Objective: Our goals were to assess adherence to the National Cancer Institute clinical practice guideline for the management of atypical squamous cells of uncertain significance (ASCUS) Papanicolaou (Pap) test results in a community at high risk of cervical cancer. We also hoped to identify predictors of adherence to the guideline.
Study design: We used an historical cohort and collected data by chart abstraction.
Population: Our study included women receiving care in 7 urban community health centers who had an initial ASCUS or atypical Pap test result in 1996. We excluded women with a history of cervical dysplasia or human immunodeficiency virus infection, yielding a final sample of 387 women.

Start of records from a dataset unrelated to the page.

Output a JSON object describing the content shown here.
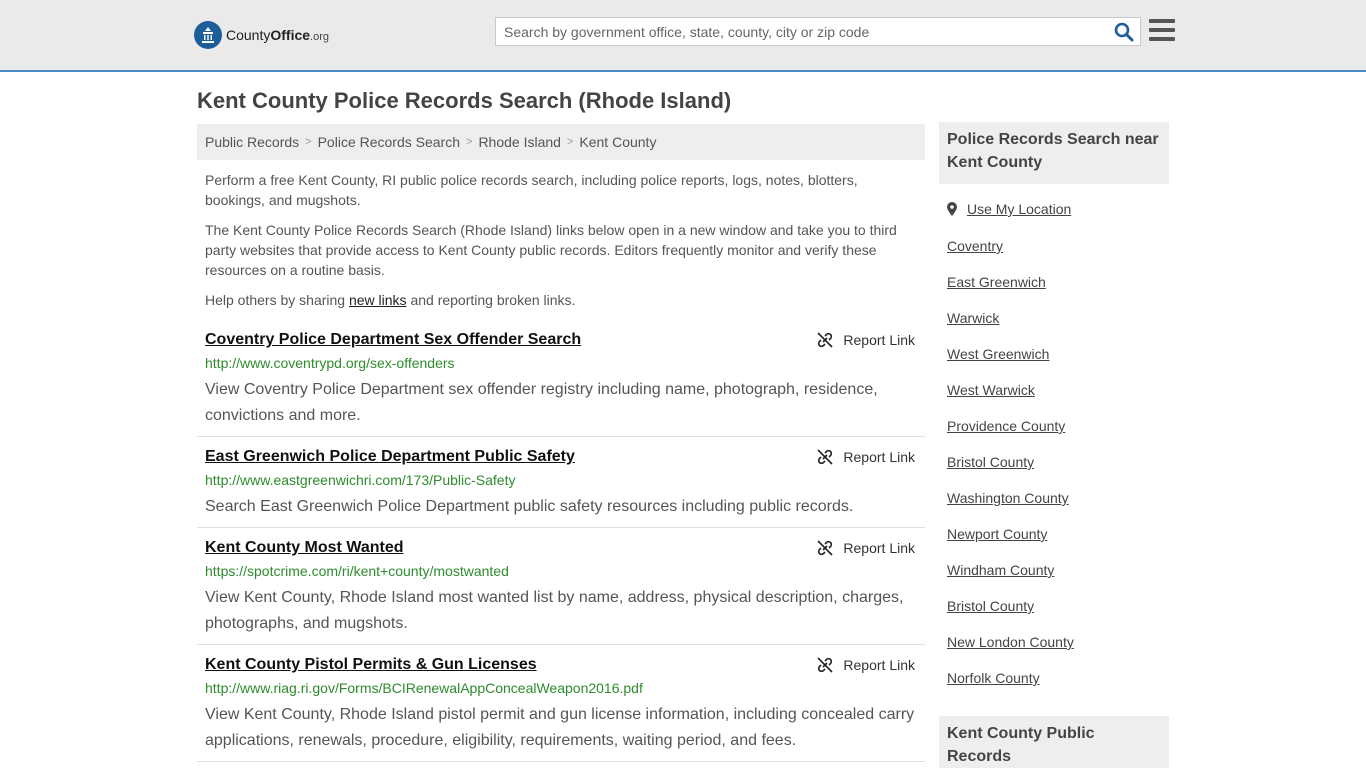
{
  "header": {
    "logo_text_prefix": "County",
    "logo_text_bold": "Office",
    "logo_text_suffix": ".org",
    "search_placeholder": "Search by government office, state, county, city or zip code",
    "accent_color": "#4a88c7"
  },
  "page_title": "Kent County Police Records Search (Rhode Island)",
  "breadcrumb": [
    "Public Records",
    "Police Records Search",
    "Rhode Island",
    "Kent County"
  ],
  "intro": {
    "p1": "Perform a free Kent County, RI public police records search, including police reports, logs, notes, blotters, bookings, and mugshots.",
    "p2": "The Kent County Police Records Search (Rhode Island) links below open in a new window and take you to third party websites that provide access to Kent County public records. Editors frequently monitor and verify these resources on a routine basis.",
    "p3_before": "Help others by sharing ",
    "p3_link": "new links",
    "p3_after": " and reporting broken links."
  },
  "report_label": "Report Link",
  "listings": [
    {
      "title": "Coventry Police Department Sex Offender Search",
      "url": "http://www.coventrypd.org/sex-offenders",
      "desc": "View Coventry Police Department sex offender registry including name, photograph, residence, convictions and more."
    },
    {
      "title": "East Greenwich Police Department Public Safety",
      "url": "http://www.eastgreenwichri.com/173/Public-Safety",
      "desc": "Search East Greenwich Police Department public safety resources including public records."
    },
    {
      "title": "Kent County Most Wanted",
      "url": "https://spotcrime.com/ri/kent+county/mostwanted",
      "desc": "View Kent County, Rhode Island most wanted list by name, address, physical description, charges, photographs, and mugshots."
    },
    {
      "title": "Kent County Pistol Permits & Gun Licenses",
      "url": "http://www.riag.ri.gov/Forms/BCIRenewalAppConcealWeapon2016.pdf",
      "desc": "View Kent County, Rhode Island pistol permit and gun license information, including concealed carry applications, renewals, procedure, eligibility, requirements, waiting period, and fees."
    }
  ],
  "sidebar": {
    "nearby_heading": "Police Records Search near Kent County",
    "use_location": "Use My Location",
    "links": [
      "Coventry",
      "East Greenwich",
      "Warwick",
      "West Greenwich",
      "West Warwick",
      "Providence County",
      "Bristol County",
      "Washington County",
      "Newport County",
      "Windham County",
      "Bristol County",
      "New London County",
      "Norfolk County"
    ],
    "public_records_heading": "Kent County Public Records"
  }
}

Outcomes: measured The outcome measured was the level of adherence to the guideline, defined as falling within 1 of 3 mutually exclusive categories (complete, moderate, or low).

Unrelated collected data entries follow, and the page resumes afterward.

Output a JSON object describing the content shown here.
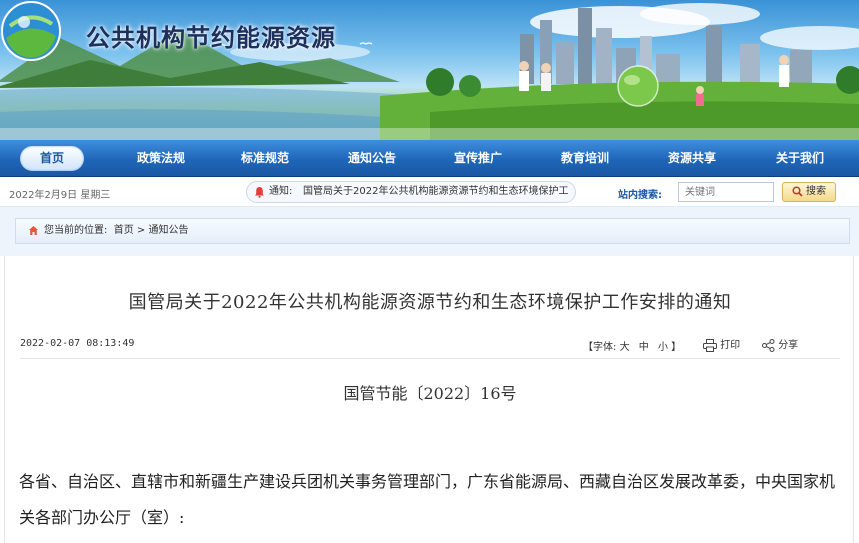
{
  "site": {
    "title": "公共机构节约能源资源"
  },
  "nav": {
    "items": [
      {
        "label": "首页"
      },
      {
        "label": "政策法规"
      },
      {
        "label": "标准规范"
      },
      {
        "label": "通知公告"
      },
      {
        "label": "宣传推广"
      },
      {
        "label": "教育培训"
      },
      {
        "label": "资源共享"
      },
      {
        "label": "关于我们"
      }
    ]
  },
  "infobar": {
    "date": "2022年2月9日  星期三",
    "notice_label": "通知:",
    "notice_text": "国管局关于2022年公共机构能源资源节约和生态环境保护工",
    "search_label": "站内搜索:",
    "search_placeholder": "关键词",
    "search_button": "搜索"
  },
  "breadcrumb": {
    "prefix": "您当前的位置:",
    "home": "首页",
    "sep": ">",
    "current": "通知公告"
  },
  "article": {
    "title": "国管局关于2022年公共机构能源资源节约和生态环境保护工作安排的通知",
    "pubtime": "2022-02-07 08:13:49",
    "font_label": "【字体:",
    "font_large": "大",
    "font_medium": "中",
    "font_small": "小",
    "font_end": "】",
    "print_label": "打印",
    "share_label": "分享",
    "doc_number": "国管节能〔2022〕16号",
    "paragraph_1": "各省、自治区、直辖市和新疆生产建设兵团机关事务管理部门，广东省能源局、西藏自治区发展改革委，中央国家机关各部门办公厅（室）:"
  },
  "icons": {
    "logo": "globe-logo-icon",
    "bell": "bell-icon",
    "magnifier": "magnifier-icon",
    "home": "home-icon",
    "printer": "printer-icon",
    "share": "share-icon"
  },
  "colors": {
    "nav_blue": "#1f66b8",
    "title_navy": "#1d2f5c",
    "search_button": "#f4d98a"
  }
}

Results: Care providers recommended colposcopy after an initial atypical Pap test result in 12% of cases and repeat cytology in 67%. Failure to document a plan for management was found in 19% of cases. Complete adherence was achieved for 27% of subjects, moderate adherence for 28%, and low adherence for 45%. The factors associated with complete versus moderate or low adherence included site of care, description of the abnormality (ASCUS vs atypia), availability of on-site colposcopy, and discussing the plan at a visit.
Conclusions: Adherence with the National Cancer Institute clinical practice guideline in this setting was disappointing and varied substantially by site. Factors amenable to change that may improve follow-up include good communication of results with patients and providing colposcopy at the site of primary care.